In Figure 2 a region of interest of the ground truth image and the prior image is shown. The search window 𝓝_{x} is visualized by a dotted line. The patches f_{ρx} and Γ(g, y)_{ηy} are visualized by a red rectangle.
1: choose initial point f*(0)
2: choose convergence tolerance ω^{(1)}
3: choose final convergence tolerance ω_{*}
4: set
5: for k = 1, 2,... do
6: start with the image f*^{(k−1)} and find an approximated solution f*^{(k)} with the tolerance ω^{(k)} of the problem f*^{(k)} = arg min (l^{(k)}(f) + δR(f, Γ(g, y)))
7: if ω^{(k)} ≤ ω* then
8: stop and return f*(k)
9: else
10: solve registration problem
11: define ω^{(k+1)} such that ω^{(k+1)} < ω^{(k)}
12: calculate bilateral filtered image
13: calculate new projection values
14: end if
15: end for
In Figure 3 the weights for each patch within the transformed prior image Γ(g, y) is shown. The weights correspond to the pixel f_{x}, which is shown in Figure 2. A red pixel symbolizes a higher weight for the corresponding pixel, while a dark blue color symbolizes a small weight near zero. Note that due to the mask λ in (4), pixels within the prior image that do not get a weight that is higher than zero will have no influence on the regularization.
Figure 4 shows the progression of the reconstruction algorithm. In each iteration a new prior image is calculated. If the newly calculated prior image gets a pixel value of zero assigned due to the weights that are based on the comparison between the intermediate result of the reconstruction and the prior image (see Figure 2), the value has no influence on the regularization due to the mask in (4). Five iterations are needed until the gradient of the objective function (3) becomes smaller than 10^{−}9. The last used prior image shows only small holes where the corresponding patches are all weighted with zero.
The last raw in Figure 4 shows the linear interpolation approach compared to the proposed algorithm [6]. The final reconstruction shows significantly less artifacts compared to the linear interpolation approach. Most importantly, please note that small anatomical details are preserved and are not suppressed by the regularization term.
A metal artifact reduction algorithm is proposed, which integrates information based on a prior image. A transformation between intermediate results of the reconstruction and the prior image is found. The result of this registration step is used in order to calculate a new prior image.. Finally, a regularization term penalizes intensity variations between the prior and the intermediate results. In an additional step, new projection values that are associated with the metal object, are computed based on filtered intermediate results and combined with the original measurement.
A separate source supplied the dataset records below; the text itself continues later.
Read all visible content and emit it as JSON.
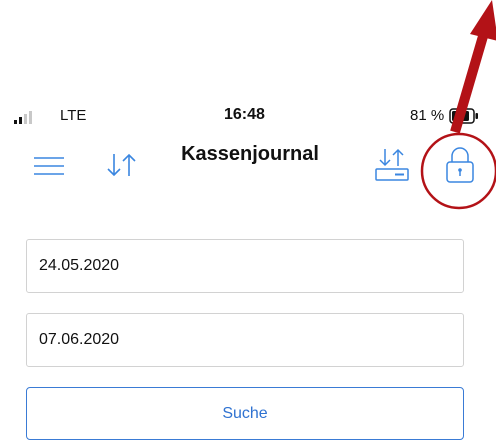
{
  "status_bar": {
    "network": "LTE",
    "time": "16:48",
    "battery": "81 %"
  },
  "nav": {
    "title": "Kassenjournal",
    "icons": [
      "menu-icon",
      "sort-icon",
      "export-icon",
      "lock-icon"
    ]
  },
  "form": {
    "date_from": "24.05.2020",
    "date_to": "07.06.2020",
    "search_label": "Suche"
  },
  "colors": {
    "accent": "#2f72d1",
    "icon_blue": "#3a86e0",
    "annotation_red": "#b31217",
    "field_border": "#d2d2d2"
  }
}
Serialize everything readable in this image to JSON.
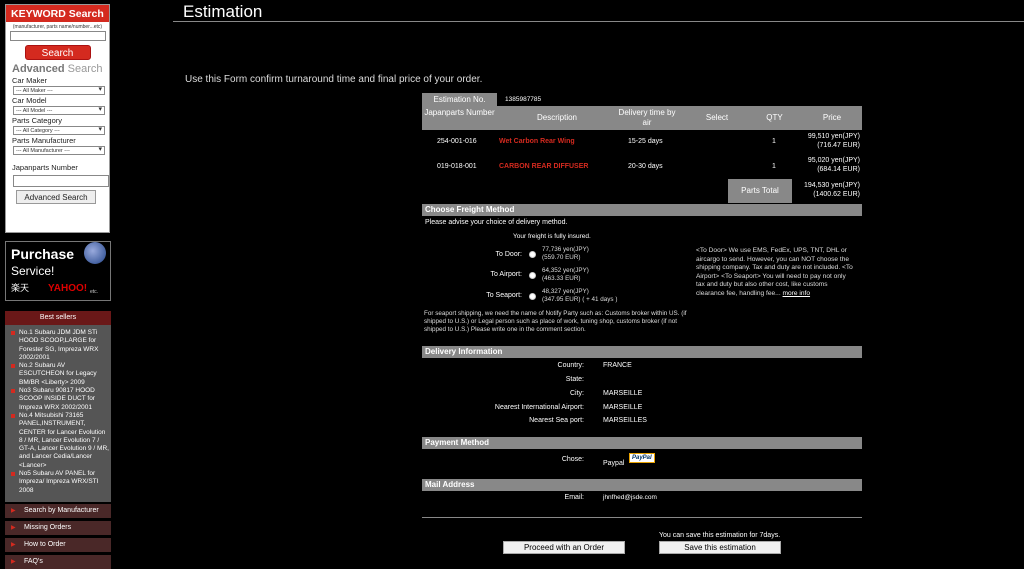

The final reconstruction result features significantly less streaking artifacts compared to the linear interpolation approach.
Conflict of interest: Authors state no conflict of interest. Material and Methods: Informed consent: Informed consent has been obtained from all individuals included in this study. Ethical approval: The research related to human use has been complied with all the relevant national regulations, institutional policies and in accordance the tenets of the Helsinki Declaration, and has been approved by the authors’ institutional review board or equivalent committee.